The demise of the assembly in its current form may not be bad. The faculty-student committee which designed it in 1996 stipulated that the assembly should have co-decision power: essentially, a veto over any changes to a range of policies affecting grad students.

The co-decision model thus departed from the old paternalistic idea that grad students aren’t true members of the grad school and shouldn’t play any role in helping run it. Unfortunately, the then-Graduate School Dean Thomas Appelquist stuck to paternalism by watering down the proposal so that the assembly’s only power would be to “discuss and comment” on proposed changes to grad school policy.

Despite a new administration, the assembly has remained toothless. For example, the assembly has never seen, let alone helped decide, the grad school budget. And the administration adamantly denied that GESO’s years of activism had anything to do with changes in health funding without consulting the assembly. This should have been a no-brainer: We would have said “great.” So much for even the minimal power of being allowed to discuss and comment before policy changes are made.

Under Hockfield, grad students have enjoyed unprecedented growth in benefits. But the process by which decisions are reached matters just as much as their content.

Sensing that administrators seek assembly input only when convenient, grad students have stopped attending assembly meetings. This disaffection is mirrored in participation in the referendums that established and continued the assembly — the 1996 vote passed 422 in favor versus 405 against creation.

In the 1999 referendum — which operated under procedural questions that led many to boycott the vote — only 196 grad students thought the assembly should continue to represent them while 154 did not out of 3,170 eligible voters. Not a ringing endorsement.

The charter review that must end in a new referendum by the end of the year gives grad students, faculty and administrators a chance to fundamentally improve the dynamics between the three constituencies. Giving stakeholders co-decision power, rather than simply consulting them when convenient, tends to result in better policies and more legitimate decisions.

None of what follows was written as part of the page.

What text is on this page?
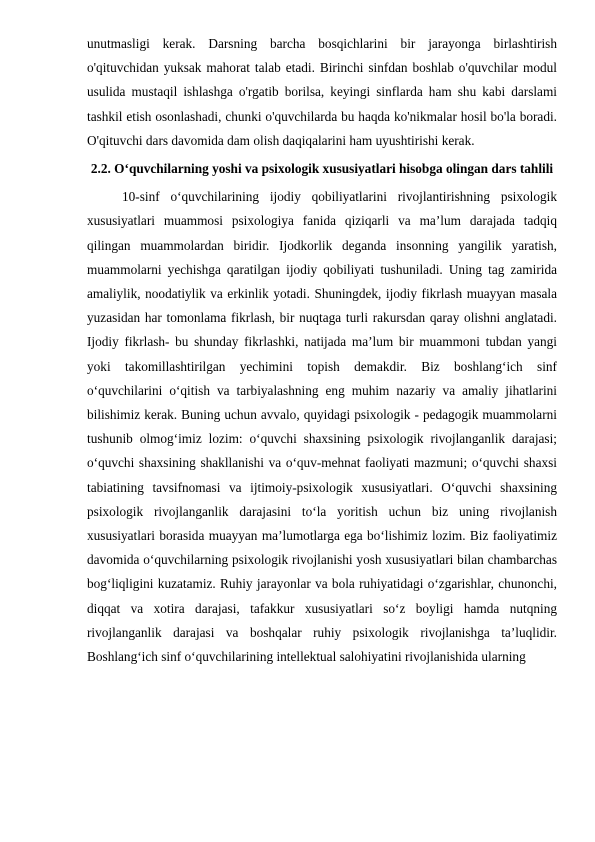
unutmasligi kerak. Darsning barcha bosqichlarini bir jarayonga birlashtirish o'qituvchidan yuksak mahorat talab etadi. Birinchi sinfdan boshlab o'quvchilar modul usulida mustaqil ishlashga o'rgatib borilsa, keyingi sinflarda ham shu kabi darslami tashkil etish osonlashadi, chunki o'quvchilarda bu haqda ko'nikmalar hosil bo'la boradi. O'qituvchi dars davomida dam olish daqiqalarini ham uyushtirishi kerak.

2.2. O‘quvchilarning yoshi va psixologik xususiyatlari hisobga olingan dars tahlili

10-sinf o‘quvchilarining ijodiy qobiliyatlarini rivojlantirishning psixologik xususiyatlari muammosi psixologiya fanida qiziqarli va ma’lum darajada tadqiq qilingan muammolardan biridir. Ijodkorlik deganda insonning yangilik yaratish, muammolarni yechishga qaratilgan ijodiy qobiliyati tushuniladi. Uning tag zamirida amaliylik, noodatiylik va erkinlik yotadi. Shuningdek, ijodiy fikrlash muayyan masala yuzasidan har tomonlama fikrlash, bir nuqtaga turli rakursdan qaray olishni anglatadi. Ijodiy fikrlash- bu shunday fikrlashki, natijada ma’lum bir muammoni tubdan yangi yoki takomillashtirilgan yechimini topish demakdir. Biz boshlang‘ich sinf o‘quvchilarini o‘qitish va tarbiyalashning eng muhim nazariy va amaliy jihatlarini bilishimiz kerak. Buning uchun avvalo, quyidagi psixologik - pedagogik muammolarni tushunib olmog‘imiz lozim: o‘quvchi shaxsining psixologik rivojlanganlik darajasi; o‘quvchi shaxsining shakllanishi va o‘quv-mehnat faoliyati mazmuni; o‘quvchi shaxsi tabiatining tavsifnomasi va ijtimoiy-psixologik xususiyatlari. O‘quvchi shaxsining psixologik rivojlanganlik darajasini to‘la yoritish uchun biz uning rivojlanish xususiyatlari borasida muayyan ma’lumotlarga ega bo‘lishimiz lozim. Biz faoliyatimiz davomida o‘quvchilarning psixologik rivojlanishi yosh xususiyatlari bilan chambarchas bog‘liqligini kuzatamiz. Ruhiy jarayonlar va bola ruhiyatidagi o‘zgarishlar, chunonchi, diqqat va xotira darajasi, tafakkur xususiyatlari so‘z boyligi hamda nutqning rivojlanganlik darajasi va boshqalar ruhiy psixologik rivojlanishga ta’luqlidir. Boshlang‘ich sinf o‘quvchilarining intellektual salohiyatini rivojlanishida ularning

Including grad students in real decision-making helps us see the complexities of the process and the trade-offs necessary for the formulation of good policies. When grad students become faculty members, we’re increasingly asked to take on administrative roles to which we’re largely unaccustomed.

What better way to train faculty competent at administration and committee work than to give those of us interested in developing our administrative skills the opportunity to do so? In addition to the obvious benefits for those leaving academia, Yale grad students seeking to become junior faculty will have an edge on the job market.

Of course, there’s no panacea to the range of tensions which characterize the grad school; many conflicts can never be permanently resolved. The “good governance” perspective can be extended to other parts of the University, and the same considerations certainly extend to faculty. The rhetoric is that everyone is included in decisions, but the reality is often different.

Universities cannot be fully democratic, and administrators wield legitimate authority. But their power needs to be tempered lest they become excessively centralized. Knowing that conflict can’t be eliminated, good governance is about managing conflict effectively. Hopefully over the course of this new academic year, we’ll develop a model of pragmatic, consensual decision-making.

Willem Maas GRD ’03 has been involved with the Graduate Student Assembly since its inception and served two terms as its vice chair.